The film is regarded as a classic, as well as the rare case of a sequel besting its predecessor, and it’s not hard to see why. It’s an action extravaganza with great sound design, groundbreaking special effects, and various top-tier set pieces.

It’s also delivered with a level of pulpy horror that’s rare in action movies now; this was still the era of damp and noisy squibs for blood effects, and it’s even possible to view the first two Terminators as slasher movies, in this case with the T-1000 – and his arms that can turn into blades – as a colleague in of Freddy, Michael, Jason, et al.

The headlong pace and viscerality with which James Cameron tells this tale are absolutely what makes it work since if we’re being honest with ourselves, the plot makes less than zero sense. It’s one of those movie plots that completely fall apart after about a minute of picking. This is to some extent endemic to the time travel genre, and arguably a part more than a flaw of it.

But even T2’s details don’t make sense. Here’s one extremely minor point as an example of the whole: in one of the film’s most famous sequences Arnold Schwarzenegger walks into a biker bar completely nude. Judging by the womenfolk’s appreciative glances he’s anatomically correct, but who or what would have designed him with reproductive organs, and why?

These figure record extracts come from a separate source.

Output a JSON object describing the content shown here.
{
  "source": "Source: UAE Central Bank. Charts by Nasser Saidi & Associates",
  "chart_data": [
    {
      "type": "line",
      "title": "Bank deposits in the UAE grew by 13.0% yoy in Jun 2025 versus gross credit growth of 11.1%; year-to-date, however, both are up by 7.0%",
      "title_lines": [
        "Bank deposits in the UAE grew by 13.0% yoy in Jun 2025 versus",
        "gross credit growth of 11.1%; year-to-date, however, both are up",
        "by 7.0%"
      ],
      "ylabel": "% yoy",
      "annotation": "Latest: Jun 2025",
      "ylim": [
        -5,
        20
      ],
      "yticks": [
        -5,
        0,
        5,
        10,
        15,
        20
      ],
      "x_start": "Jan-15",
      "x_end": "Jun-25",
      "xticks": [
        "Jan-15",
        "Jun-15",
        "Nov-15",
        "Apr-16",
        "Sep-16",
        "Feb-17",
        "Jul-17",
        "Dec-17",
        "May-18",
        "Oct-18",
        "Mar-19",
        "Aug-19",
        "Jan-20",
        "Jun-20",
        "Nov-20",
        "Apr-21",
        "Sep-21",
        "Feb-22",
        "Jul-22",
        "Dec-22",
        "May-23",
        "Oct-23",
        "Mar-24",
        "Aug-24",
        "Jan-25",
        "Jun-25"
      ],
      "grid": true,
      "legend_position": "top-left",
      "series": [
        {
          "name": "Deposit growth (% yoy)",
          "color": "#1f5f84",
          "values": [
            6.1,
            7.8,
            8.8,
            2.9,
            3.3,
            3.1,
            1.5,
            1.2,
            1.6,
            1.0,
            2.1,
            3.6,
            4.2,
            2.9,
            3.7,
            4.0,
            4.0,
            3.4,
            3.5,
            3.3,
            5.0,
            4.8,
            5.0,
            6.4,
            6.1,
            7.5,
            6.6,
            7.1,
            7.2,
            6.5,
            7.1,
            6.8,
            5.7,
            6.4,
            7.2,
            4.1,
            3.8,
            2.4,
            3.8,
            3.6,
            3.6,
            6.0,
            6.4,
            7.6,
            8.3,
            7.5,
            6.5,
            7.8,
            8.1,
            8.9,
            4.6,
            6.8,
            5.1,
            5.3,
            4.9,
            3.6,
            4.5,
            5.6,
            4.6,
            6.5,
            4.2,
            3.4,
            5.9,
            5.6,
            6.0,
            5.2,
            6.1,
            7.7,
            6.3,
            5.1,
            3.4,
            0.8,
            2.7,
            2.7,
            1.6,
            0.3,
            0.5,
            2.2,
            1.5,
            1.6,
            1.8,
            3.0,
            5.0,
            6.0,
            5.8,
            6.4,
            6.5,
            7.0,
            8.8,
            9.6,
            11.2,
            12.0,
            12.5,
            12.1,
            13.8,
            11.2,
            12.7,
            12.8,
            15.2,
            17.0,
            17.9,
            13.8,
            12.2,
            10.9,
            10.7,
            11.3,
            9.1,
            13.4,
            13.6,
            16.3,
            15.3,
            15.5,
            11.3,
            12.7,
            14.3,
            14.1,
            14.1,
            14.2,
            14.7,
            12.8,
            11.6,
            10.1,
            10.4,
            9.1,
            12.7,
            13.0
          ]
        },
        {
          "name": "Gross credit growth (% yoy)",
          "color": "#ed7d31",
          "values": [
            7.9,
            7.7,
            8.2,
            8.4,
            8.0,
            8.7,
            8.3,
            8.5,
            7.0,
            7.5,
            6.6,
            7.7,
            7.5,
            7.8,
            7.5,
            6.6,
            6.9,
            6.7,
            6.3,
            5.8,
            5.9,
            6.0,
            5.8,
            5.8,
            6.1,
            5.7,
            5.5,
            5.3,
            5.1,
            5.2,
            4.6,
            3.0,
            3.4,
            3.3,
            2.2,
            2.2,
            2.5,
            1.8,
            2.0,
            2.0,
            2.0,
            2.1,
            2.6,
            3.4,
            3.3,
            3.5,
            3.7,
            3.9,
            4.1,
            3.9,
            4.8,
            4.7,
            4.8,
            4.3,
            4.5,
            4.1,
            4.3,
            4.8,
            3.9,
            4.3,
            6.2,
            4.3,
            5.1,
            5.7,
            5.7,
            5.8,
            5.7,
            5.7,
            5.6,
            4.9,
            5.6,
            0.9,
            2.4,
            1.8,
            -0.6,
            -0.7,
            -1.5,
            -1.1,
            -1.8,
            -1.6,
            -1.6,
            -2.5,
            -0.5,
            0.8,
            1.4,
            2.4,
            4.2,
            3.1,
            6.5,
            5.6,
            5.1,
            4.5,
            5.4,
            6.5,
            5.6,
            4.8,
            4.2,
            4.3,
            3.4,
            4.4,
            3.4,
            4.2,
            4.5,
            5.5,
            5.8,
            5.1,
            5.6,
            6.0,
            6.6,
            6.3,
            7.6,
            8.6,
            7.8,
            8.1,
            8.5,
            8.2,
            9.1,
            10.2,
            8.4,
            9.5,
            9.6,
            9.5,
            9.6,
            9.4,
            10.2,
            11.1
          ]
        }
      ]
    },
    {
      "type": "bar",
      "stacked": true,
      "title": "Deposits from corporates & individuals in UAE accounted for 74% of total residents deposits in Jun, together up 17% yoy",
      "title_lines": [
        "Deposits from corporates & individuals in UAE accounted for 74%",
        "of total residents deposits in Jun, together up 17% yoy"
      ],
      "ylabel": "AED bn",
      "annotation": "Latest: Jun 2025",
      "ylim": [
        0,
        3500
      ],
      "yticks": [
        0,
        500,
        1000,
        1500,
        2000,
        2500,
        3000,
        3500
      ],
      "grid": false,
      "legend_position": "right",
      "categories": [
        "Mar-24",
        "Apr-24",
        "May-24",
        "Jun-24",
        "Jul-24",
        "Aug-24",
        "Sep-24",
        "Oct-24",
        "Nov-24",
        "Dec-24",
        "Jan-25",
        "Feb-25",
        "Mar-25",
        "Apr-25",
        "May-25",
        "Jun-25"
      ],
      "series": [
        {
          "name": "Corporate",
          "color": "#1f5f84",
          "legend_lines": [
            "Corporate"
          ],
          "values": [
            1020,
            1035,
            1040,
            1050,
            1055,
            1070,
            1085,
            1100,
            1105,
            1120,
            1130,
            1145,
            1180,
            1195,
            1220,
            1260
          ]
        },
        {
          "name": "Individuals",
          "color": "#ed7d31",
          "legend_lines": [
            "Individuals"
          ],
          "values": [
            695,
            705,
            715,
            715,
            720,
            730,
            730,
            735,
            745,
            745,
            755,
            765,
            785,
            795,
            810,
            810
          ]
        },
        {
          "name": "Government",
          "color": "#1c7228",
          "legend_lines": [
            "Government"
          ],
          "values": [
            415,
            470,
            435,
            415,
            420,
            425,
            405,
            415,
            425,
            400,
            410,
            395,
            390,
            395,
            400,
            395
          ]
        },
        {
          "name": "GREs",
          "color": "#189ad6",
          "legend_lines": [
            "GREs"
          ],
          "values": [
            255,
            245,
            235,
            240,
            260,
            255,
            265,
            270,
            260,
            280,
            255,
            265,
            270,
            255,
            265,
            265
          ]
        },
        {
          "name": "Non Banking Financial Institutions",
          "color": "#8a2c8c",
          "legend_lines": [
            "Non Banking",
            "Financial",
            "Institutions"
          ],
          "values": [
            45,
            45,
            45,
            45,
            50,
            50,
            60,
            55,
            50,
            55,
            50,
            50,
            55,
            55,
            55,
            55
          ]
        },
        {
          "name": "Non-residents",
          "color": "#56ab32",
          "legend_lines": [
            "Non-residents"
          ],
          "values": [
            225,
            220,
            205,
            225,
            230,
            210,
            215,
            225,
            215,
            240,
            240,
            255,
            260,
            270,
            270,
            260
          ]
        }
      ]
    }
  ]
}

A larger point: what happens to Sarah and John once the film ends? They’re stuck with no transport in a flame-and-steel factory to which a trail of carnage leads from a top-security research facility, itself all but destroyed and at which the Connors were seen.

Cameron infamously said when asked how he came up with the plot of the first film that he just stole a couple of Harlan Ellison stories. (An admission that didn’t please Ellison.) In many ways T2 has the flaws that would come to be derided in Cameron’s later work.

Sarah narrates periodically and mostly needlessly; it’s useful in the prologue to recap the previous film, but at one point while watching John bond with Arnie in the desert she monologues about father figures, as if Cameron doesn’t trust us to interpret visual information. Shades of Jake Sully’s po-faced monologuing in Avatar: The Way of Water there.

But little of this matters while you’re watching the film, whose storyline is so linear and vividly brought to life that it generates an authenticity all its own.